The murder of Saudi dissident journalist Jamal Khashoggi will change the relations between Washington and Riyadh, says an academic, adding that the US Senate will impose its will despite President Donald Trump’s unwavering support for Crown Prince Mohammed bin Salman.
The comments came after top Republican senators blamed bin Salman for ordering the murder of Khashoggi at the Saudi consulate in the Turkish city of Istanbul.
“This is going to weaken Trump because the Senate is going to take a role here. Remember under the constitution, the president conducts foreign policy with the advice and consent of the Senate … There is going to be a definite challenge to Trump’s way of handling this and frankly he is not going to prevail in this instance. The Senate is going to exercise its will and change the relation between the United States and Saudi Arabia,” James H. Fetzer, professor emeritus at University of Minnesota Duluth, told Press TV in an interview on Wednesday.
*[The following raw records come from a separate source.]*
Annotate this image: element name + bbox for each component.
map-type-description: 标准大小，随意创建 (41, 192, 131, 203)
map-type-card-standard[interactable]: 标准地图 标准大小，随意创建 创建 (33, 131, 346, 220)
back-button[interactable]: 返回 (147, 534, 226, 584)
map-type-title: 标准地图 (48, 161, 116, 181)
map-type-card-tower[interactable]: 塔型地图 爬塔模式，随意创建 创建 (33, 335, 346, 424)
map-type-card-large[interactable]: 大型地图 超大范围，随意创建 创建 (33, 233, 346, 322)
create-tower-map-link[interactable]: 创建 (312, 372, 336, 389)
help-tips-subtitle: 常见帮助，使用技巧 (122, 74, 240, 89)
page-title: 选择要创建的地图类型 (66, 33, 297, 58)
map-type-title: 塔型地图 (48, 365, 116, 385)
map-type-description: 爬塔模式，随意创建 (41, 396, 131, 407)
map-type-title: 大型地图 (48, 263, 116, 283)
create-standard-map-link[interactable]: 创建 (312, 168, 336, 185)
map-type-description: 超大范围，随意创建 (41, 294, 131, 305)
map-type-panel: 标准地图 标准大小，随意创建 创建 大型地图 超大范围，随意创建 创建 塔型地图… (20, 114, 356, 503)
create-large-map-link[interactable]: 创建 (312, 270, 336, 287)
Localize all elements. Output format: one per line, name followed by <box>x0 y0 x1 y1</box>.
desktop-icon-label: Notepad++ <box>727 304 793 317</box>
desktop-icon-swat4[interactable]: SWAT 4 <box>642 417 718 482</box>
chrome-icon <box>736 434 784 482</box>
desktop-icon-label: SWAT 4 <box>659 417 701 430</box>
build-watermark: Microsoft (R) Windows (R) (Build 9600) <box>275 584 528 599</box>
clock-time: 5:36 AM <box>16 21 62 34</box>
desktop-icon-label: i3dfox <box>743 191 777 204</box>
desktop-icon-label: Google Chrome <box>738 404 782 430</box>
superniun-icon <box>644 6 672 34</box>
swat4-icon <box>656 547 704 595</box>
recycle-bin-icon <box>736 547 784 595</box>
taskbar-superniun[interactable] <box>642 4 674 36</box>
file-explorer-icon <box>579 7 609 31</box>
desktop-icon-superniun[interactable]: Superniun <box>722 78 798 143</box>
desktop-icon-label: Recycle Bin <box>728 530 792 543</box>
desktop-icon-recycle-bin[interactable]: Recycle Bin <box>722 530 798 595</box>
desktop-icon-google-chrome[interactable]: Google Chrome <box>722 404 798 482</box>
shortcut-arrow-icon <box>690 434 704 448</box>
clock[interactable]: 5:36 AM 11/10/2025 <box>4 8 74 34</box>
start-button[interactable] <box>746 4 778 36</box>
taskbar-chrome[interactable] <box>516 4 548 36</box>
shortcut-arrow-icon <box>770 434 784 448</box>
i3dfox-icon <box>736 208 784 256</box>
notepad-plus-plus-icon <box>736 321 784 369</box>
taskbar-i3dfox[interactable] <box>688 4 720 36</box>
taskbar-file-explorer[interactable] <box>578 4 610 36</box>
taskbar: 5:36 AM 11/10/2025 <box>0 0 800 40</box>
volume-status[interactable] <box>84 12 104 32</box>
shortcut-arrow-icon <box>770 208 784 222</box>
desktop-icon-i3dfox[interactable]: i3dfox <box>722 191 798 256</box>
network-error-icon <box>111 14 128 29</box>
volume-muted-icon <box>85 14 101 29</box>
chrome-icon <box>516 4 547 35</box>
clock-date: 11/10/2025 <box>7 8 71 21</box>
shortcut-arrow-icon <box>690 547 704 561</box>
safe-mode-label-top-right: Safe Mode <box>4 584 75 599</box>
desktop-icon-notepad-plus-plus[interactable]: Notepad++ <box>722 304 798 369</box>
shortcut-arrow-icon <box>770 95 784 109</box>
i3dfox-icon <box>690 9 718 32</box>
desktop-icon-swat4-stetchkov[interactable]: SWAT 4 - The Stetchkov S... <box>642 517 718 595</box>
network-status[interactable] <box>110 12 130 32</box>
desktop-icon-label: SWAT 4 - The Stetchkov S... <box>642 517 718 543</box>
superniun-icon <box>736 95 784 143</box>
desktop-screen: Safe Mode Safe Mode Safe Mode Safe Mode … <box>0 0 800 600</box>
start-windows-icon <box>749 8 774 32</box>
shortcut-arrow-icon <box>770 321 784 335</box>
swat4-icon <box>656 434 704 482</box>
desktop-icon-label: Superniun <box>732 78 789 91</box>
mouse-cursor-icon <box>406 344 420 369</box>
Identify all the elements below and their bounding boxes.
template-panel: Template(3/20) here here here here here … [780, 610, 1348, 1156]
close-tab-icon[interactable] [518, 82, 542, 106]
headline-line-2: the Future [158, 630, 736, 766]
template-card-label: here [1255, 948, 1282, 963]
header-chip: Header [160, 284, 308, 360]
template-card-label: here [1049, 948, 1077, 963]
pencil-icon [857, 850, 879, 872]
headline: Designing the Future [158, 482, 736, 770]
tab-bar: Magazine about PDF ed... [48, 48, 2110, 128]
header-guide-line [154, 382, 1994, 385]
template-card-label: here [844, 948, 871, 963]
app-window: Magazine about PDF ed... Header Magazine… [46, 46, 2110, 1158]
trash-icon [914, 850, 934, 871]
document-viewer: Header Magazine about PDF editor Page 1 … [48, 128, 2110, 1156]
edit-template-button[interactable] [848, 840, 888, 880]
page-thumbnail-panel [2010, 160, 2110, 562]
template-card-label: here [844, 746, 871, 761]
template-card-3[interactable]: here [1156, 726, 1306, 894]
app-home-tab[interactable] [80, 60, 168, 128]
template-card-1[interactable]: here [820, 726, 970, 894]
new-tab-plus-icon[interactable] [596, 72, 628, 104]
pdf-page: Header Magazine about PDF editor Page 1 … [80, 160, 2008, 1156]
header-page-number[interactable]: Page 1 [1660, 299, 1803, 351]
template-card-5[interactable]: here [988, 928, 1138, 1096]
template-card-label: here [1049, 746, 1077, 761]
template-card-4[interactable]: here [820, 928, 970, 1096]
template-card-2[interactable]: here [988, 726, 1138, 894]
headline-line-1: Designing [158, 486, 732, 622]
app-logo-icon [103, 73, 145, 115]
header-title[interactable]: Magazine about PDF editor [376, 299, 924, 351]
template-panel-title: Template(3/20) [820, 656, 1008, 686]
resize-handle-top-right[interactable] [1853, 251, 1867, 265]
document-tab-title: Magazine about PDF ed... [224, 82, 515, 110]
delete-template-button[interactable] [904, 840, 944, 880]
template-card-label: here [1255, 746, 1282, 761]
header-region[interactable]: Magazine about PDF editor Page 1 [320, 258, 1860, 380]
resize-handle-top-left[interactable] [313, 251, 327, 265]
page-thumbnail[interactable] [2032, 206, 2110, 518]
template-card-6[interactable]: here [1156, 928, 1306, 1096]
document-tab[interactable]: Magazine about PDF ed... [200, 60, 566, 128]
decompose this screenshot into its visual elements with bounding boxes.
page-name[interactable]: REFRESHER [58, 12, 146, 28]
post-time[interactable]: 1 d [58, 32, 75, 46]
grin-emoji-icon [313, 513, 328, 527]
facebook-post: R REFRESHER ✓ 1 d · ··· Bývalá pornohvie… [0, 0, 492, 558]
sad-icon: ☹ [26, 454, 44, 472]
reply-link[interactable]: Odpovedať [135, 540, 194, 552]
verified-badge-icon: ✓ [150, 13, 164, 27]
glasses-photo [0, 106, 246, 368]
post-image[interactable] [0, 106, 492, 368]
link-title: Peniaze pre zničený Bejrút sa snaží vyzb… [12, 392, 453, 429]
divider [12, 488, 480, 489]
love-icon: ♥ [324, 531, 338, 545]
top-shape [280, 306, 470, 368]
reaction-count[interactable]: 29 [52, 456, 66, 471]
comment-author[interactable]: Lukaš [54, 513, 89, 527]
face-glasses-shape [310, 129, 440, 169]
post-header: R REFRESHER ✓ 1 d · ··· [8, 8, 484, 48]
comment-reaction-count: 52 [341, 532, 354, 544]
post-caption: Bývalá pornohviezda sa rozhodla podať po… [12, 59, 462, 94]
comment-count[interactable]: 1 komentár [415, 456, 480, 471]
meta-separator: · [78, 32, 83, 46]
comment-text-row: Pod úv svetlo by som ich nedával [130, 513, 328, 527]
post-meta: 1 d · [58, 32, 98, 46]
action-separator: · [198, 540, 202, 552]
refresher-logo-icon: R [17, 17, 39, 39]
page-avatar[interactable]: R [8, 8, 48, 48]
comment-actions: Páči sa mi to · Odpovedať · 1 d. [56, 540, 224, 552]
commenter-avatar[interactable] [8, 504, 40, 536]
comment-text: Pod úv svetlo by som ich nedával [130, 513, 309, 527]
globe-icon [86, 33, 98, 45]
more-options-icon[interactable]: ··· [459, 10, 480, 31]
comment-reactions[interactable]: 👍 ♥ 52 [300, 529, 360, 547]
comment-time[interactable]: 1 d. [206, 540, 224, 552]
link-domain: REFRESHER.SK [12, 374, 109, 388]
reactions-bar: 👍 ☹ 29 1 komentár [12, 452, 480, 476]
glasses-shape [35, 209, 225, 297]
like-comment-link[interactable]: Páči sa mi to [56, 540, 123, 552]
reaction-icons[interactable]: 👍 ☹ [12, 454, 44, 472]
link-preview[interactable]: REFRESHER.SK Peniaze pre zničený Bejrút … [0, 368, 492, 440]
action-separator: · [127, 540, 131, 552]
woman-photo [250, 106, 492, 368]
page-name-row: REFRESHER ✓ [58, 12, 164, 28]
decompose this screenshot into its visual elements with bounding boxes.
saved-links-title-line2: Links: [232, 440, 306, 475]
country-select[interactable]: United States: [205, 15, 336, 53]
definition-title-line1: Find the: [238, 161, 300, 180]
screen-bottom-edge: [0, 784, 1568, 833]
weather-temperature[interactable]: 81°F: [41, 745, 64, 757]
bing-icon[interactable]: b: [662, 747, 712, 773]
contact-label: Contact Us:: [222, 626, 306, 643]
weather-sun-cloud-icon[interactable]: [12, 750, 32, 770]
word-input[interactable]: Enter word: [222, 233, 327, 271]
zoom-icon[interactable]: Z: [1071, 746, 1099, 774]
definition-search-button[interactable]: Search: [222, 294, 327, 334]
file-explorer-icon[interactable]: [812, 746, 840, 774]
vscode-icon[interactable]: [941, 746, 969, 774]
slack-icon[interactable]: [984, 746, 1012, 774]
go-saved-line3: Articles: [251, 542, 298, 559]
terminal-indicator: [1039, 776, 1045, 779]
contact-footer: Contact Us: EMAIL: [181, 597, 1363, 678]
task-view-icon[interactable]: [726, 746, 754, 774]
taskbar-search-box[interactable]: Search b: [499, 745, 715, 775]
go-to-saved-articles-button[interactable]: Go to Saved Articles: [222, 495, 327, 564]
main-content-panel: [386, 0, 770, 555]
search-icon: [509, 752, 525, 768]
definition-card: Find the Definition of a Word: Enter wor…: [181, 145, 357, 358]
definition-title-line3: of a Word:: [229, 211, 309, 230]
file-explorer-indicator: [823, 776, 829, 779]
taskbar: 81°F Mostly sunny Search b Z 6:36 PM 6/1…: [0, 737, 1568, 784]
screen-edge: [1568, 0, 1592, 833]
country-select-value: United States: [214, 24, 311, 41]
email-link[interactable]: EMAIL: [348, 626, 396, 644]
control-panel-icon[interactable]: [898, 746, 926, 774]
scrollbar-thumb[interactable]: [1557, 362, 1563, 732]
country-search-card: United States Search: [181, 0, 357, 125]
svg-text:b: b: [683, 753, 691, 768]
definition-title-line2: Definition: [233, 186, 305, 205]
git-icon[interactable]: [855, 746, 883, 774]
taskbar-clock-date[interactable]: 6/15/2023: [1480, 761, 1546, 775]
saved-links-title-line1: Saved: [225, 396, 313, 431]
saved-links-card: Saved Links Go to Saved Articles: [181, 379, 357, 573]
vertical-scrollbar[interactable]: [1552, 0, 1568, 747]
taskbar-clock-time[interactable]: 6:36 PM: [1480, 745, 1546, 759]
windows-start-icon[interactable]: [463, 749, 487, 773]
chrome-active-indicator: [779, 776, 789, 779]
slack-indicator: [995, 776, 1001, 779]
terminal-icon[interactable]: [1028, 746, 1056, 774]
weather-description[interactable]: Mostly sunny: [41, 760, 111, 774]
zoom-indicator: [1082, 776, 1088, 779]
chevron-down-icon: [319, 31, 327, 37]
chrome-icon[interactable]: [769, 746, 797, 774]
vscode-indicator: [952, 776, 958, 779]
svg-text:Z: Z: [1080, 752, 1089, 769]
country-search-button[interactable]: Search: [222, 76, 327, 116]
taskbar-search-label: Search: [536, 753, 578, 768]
“It is an embarrassment that the president of the United States did not assert the moral authority of the United States by condemning this atrocity which is clearly conducted at the hands of the crown prince … This is the test of the moral authority of the United States. Trump has failed but the Senate will do its best to reconstitute the situation in a far more appropriate response,” he added.
Khashoggi, 59, a one-time royal insider, who had recently been critical of Mohammed bin Salman, was killed after entering the Saudi consulate in Istanbul on October 2. For weeks, Riyadh denied any involvement in the journo’s disappearance but under growing international pressure, it eventually acknowledged that the man had been killed and dismembered in a premeditated murder.
However, the Saudi regime has sought to distance the heir to the throne from the assassination despite emerging evidence alleging otherwise. A recent report by the US Central Intelligence Agency (CIA) suggested that bin Salman had been behind the gruesome crime.
The killing of Khashoggi, a Washington Post columnist, has strained Riyadh’s relations with the West and battered bin Salman’s image abroad. Saudi Arabia claims that the prince had no prior knowledge of the murder.